MAGNET obtained a search warrant for McGregor’s residence and found half a pound of marijuana, Robaxin (a muscle relaxant) patches, a pistol and brass knuckles.
He was charged in April 2018 and pleaded guilty in June 2018. In return for his plea, prosecutors dropped three drug charges, three weapons charges and the maintaining a drug house charge.
He was sentenced Aug. 3, 2018, to one year in jail and two years probation. The jail sentence was subject to waiver if McGregor agreed to attend inpatient treatment, but he declined to do so.
McGregor, however, violated probation by failing to report for probation appointments May 15 and May 28. Probation officials attempted to contact McGregor but received no response. A bench warrant was issued, and he was arrested June 5.
Tuesday, McGregor’s attorney, Doug Corwin, asked the court to sentence his client to one year in the county jail and discharge him from probation.
Prosecutor Deana Finnegan, though, noted McGregor ignored probation rules less than three months after being released from jail.
“Clearly he is not amenable to supervision within our community,” Finnegan said. “This young man had an opportunity. The court gave him a year in the county jail subject to waiver, with an opportunity to enter counseling, and he didn’t do anything. He didn’t do anything but abscond.”
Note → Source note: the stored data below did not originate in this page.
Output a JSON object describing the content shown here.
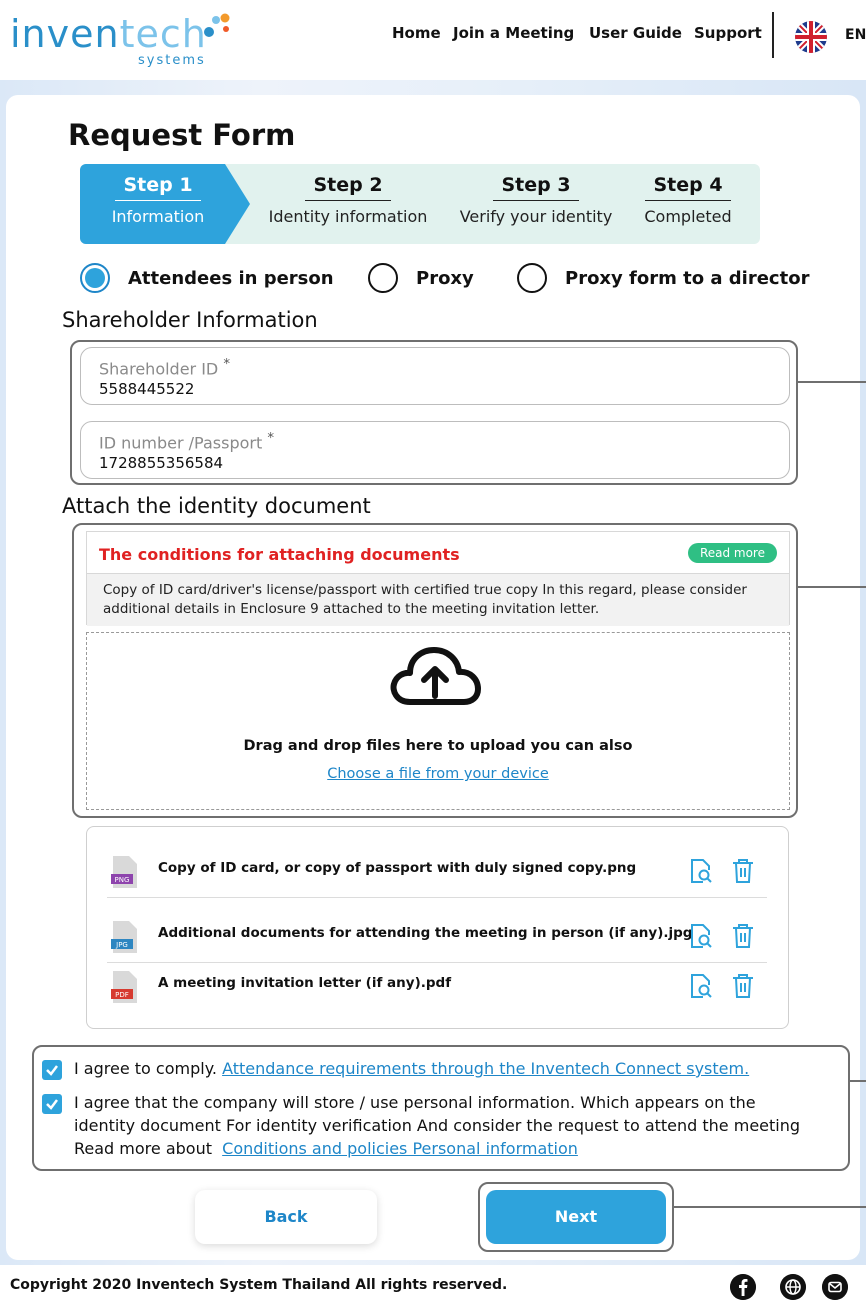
{
  "brand": {
    "logo_main_a": "inven",
    "logo_main_b": "tech",
    "logo_sub": "systems"
  },
  "nav": {
    "items": [
      "Home",
      "Join a Meeting",
      "User Guide",
      "Support"
    ],
    "language": "EN"
  },
  "page": {
    "title": "Request Form"
  },
  "steps": [
    {
      "num": "Step 1",
      "label": "Information",
      "active": true
    },
    {
      "num": "Step 2",
      "label": "Identity information",
      "active": false
    },
    {
      "num": "Step 3",
      "label": "Verify your identity",
      "active": false
    },
    {
      "num": "Step 4",
      "label": "Completed",
      "active": false
    }
  ],
  "attendance": {
    "options": [
      "Attendees in person",
      "Proxy",
      "Proxy form to a director"
    ],
    "selected": "Attendees in person"
  },
  "shareholder": {
    "heading": "Shareholder Information",
    "fields": [
      {
        "label": "Shareholder ID",
        "required_mark": "*",
        "value": "5588445522"
      },
      {
        "label": "ID number /Passport",
        "required_mark": "*",
        "value": "1728855356584"
      }
    ]
  },
  "attach": {
    "heading": "Attach the identity document",
    "conditions_title": "The conditions for attaching documents",
    "read_more": "Read more",
    "conditions_text": "Copy of ID card/driver's license/passport with certified true copy In this regard, please consider additional details in Enclosure 9 attached to the meeting invitation letter.",
    "drop_text": "Drag and drop files here to upload you can also",
    "drop_link": "Choose a file from your device"
  },
  "files": [
    {
      "type": "PNG",
      "name": "Copy of ID card, or copy of passport with duly signed copy.png",
      "color": "#8e44ad"
    },
    {
      "type": "JPG",
      "name": "Additional documents for attending the meeting in person (if any).jpg",
      "color": "#2e86c1"
    },
    {
      "type": "PDF",
      "name": "A meeting invitation letter (if any).pdf",
      "color": "#d63a2f"
    }
  ],
  "agreements": {
    "a1_text": "I agree to comply.",
    "a1_link": "Attendance requirements through the Inventech Connect system.",
    "a2_line1": "I agree that the company will store / use personal information. Which appears on the",
    "a2_line2": "identity document For identity verification And consider the request to attend the meeting",
    "a2_line3": "Read more about",
    "a2_link": "Conditions and policies Personal information"
  },
  "buttons": {
    "back": "Back",
    "next": "Next"
  },
  "footer": {
    "copyright": "Copyright  2020 Inventech System Thailand All rights reserved.",
    "icons": [
      "facebook-icon",
      "globe-icon",
      "email-icon"
    ]
  },
  "colors": {
    "accent": "#2ea3dc",
    "warning": "#e02222",
    "badge": "#2fbf84"
  }
}
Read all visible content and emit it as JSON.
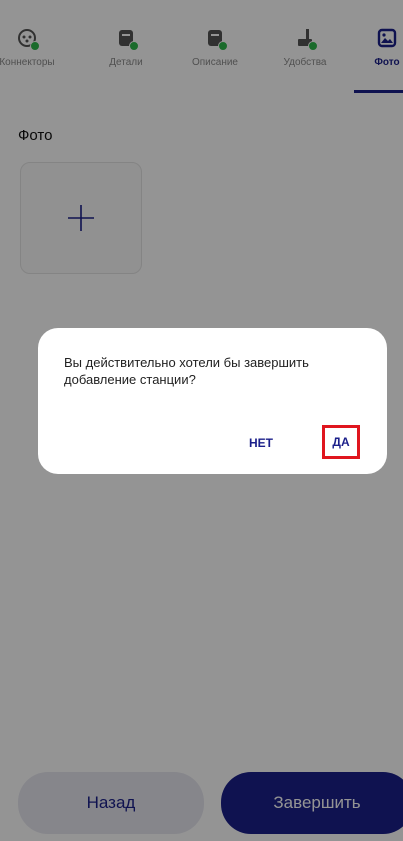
{
  "tabs": [
    {
      "label": "Коннекторы",
      "icon": "connector-icon",
      "completed": true,
      "active": false
    },
    {
      "label": "Детали",
      "icon": "details-icon",
      "completed": true,
      "active": false
    },
    {
      "label": "Описание",
      "icon": "description-icon",
      "completed": true,
      "active": false
    },
    {
      "label": "Удобства",
      "icon": "amenities-icon",
      "completed": true,
      "active": false
    },
    {
      "label": "Фото",
      "icon": "photo-icon",
      "completed": false,
      "active": true
    }
  ],
  "photo_section": {
    "title": "Фото",
    "add_icon": "plus-icon"
  },
  "buttons": {
    "back": "Назад",
    "finish": "Завершить"
  },
  "dialog": {
    "message": "Вы действительно хотели бы завершить добавление станции?",
    "no": "НЕТ",
    "yes": "ДА"
  },
  "colors": {
    "primary": "#1b1f8a",
    "success": "#2eb84b",
    "highlight": "#e0161e"
  }
}
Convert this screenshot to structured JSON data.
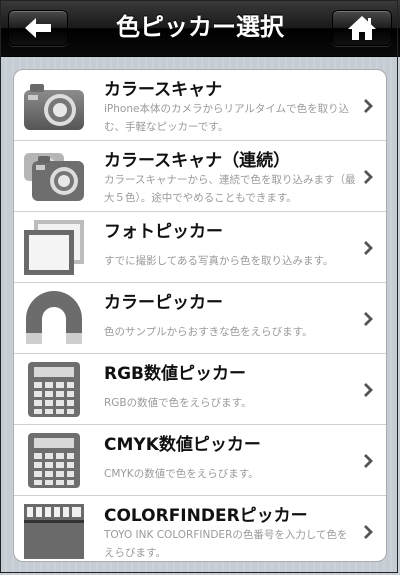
{
  "navbar": {
    "title": "色ピッカー選択",
    "back_icon": "arrow-left-icon",
    "home_icon": "home-icon"
  },
  "items": [
    {
      "title": "カラースキャナ",
      "desc": "iPhone本体のカメラからリアルタイムで色を取り込む、手軽なピッカーです。",
      "icon": "camera-icon"
    },
    {
      "title": "カラースキャナ（連続）",
      "desc": "カラースキャナーから、連続で色を取り込みます（最大５色）。途中でやめることもできます。",
      "icon": "multi-camera-icon"
    },
    {
      "title": "フォトピッカー",
      "desc": "すでに撮影してある写真から色を取り込みます。",
      "icon": "photo-stack-icon"
    },
    {
      "title": "カラーピッカー",
      "desc": "色のサンプルからおすきな色をえらびます。",
      "icon": "magnet-icon"
    },
    {
      "title": "RGB数値ピッカー",
      "desc": "RGBの数値で色をえらびます。",
      "icon": "calculator-icon"
    },
    {
      "title": "CMYK数値ピッカー",
      "desc": "CMYKの数値で色をえらびます。",
      "icon": "calculator-icon"
    },
    {
      "title": "COLORFINDERピッカー",
      "desc": "TOYO INK COLORFINDERの色番号を入力して色をえらびます。",
      "icon": "color-chart-icon"
    }
  ],
  "colors": {
    "nav_bg": "#000000",
    "title_text": "#111111",
    "desc_text": "#9a9a9a",
    "icon_gray": "#6e6e6e"
  }
}
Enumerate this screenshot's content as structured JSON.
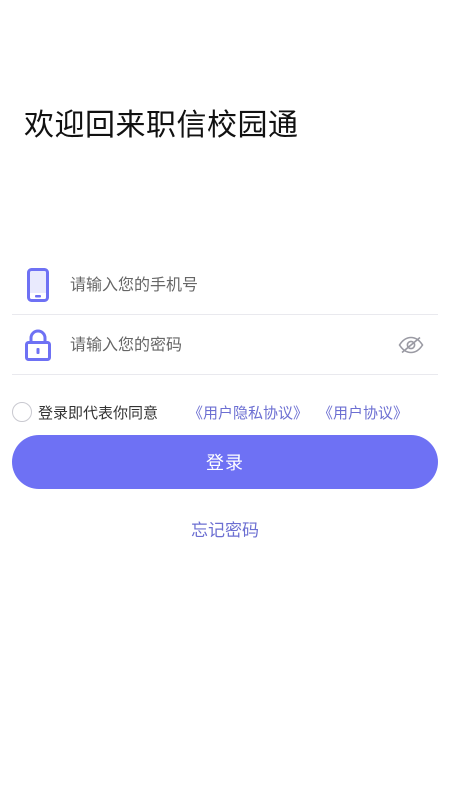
{
  "header": {
    "title": "欢迎回来职信校园通"
  },
  "form": {
    "phone": {
      "placeholder": "请输入您的手机号",
      "value": "",
      "icon": "phone-icon"
    },
    "password": {
      "placeholder": "请输入您的密码",
      "value": "",
      "icon": "lock-icon",
      "toggle_icon": "eye-hidden-icon"
    }
  },
  "agreement": {
    "checked": false,
    "text": "登录即代表你同意",
    "privacy_link": "《用户隐私协议》",
    "user_link": "《用户协议》"
  },
  "actions": {
    "login_label": "登录",
    "forgot_label": "忘记密码"
  },
  "colors": {
    "accent": "#6e71f4",
    "link": "#6c6fd2"
  }
}
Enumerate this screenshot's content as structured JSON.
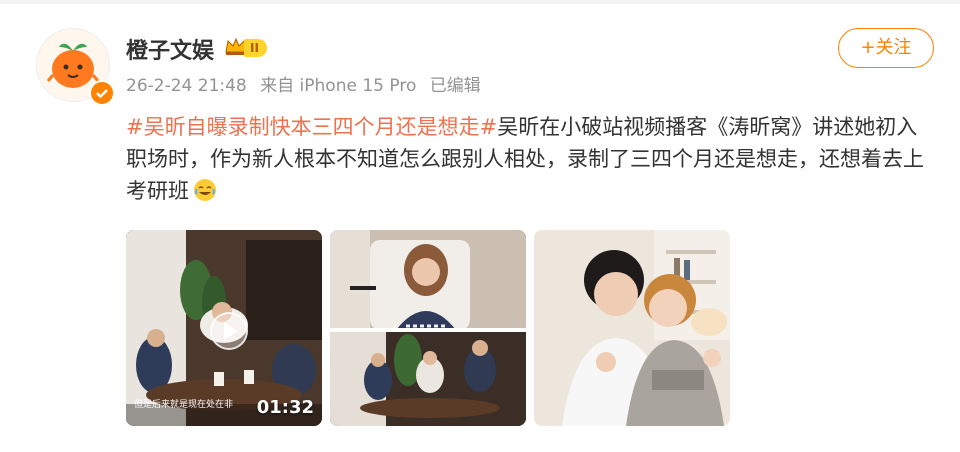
{
  "post": {
    "username": "橙子文娱",
    "level_badge": "II",
    "date": "26-2-24 21:48",
    "source": "来自 iPhone 15 Pro",
    "edited": "已编辑",
    "follow_label": "+关注",
    "topic": "#吴昕自曝录制快本三四个月还是想走#",
    "body": "吴昕在小破站视频播客《涛昕窝》讲述她初入职场时，作为新人根本不知道怎么跟别人相处，录制了三四个月还是想走，还想着去上考研班",
    "video_duration": "01:32",
    "video_subtitle": "但是后来就是现在处在非",
    "colors": {
      "accent": "#ff8200",
      "topic": "#eb7350",
      "meta": "#939393"
    }
  }
}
McGregor blamed his violations on a friend not showing up to give him a ride to an appointment, which caused him to relapse and begin using drugs.
“What honestly happened was I didn’t make it. I got scared and I did relapse,” he said. “That’s why when the phone call (from his probation officer) was made, I was scared and I didn’t show up… The drugs are just a large issue for me… I’m not trying to make any excuses. I’m willing to admit I made my mistakes. I’m prepared for whatever the court’s sentence is.”
Stewart told McGregor the court would have helped him.
“We can’t help you if you don’t ask for it,” Stewart said. “When you abscond and we can’t find you, and you’re a danger to others, that’s on us. This court preaches, ‘Hey, if you got a problem, come see us and let’s deal with it.’ But when you run away, that causes a problem. And you’re exhibit A of that problem.”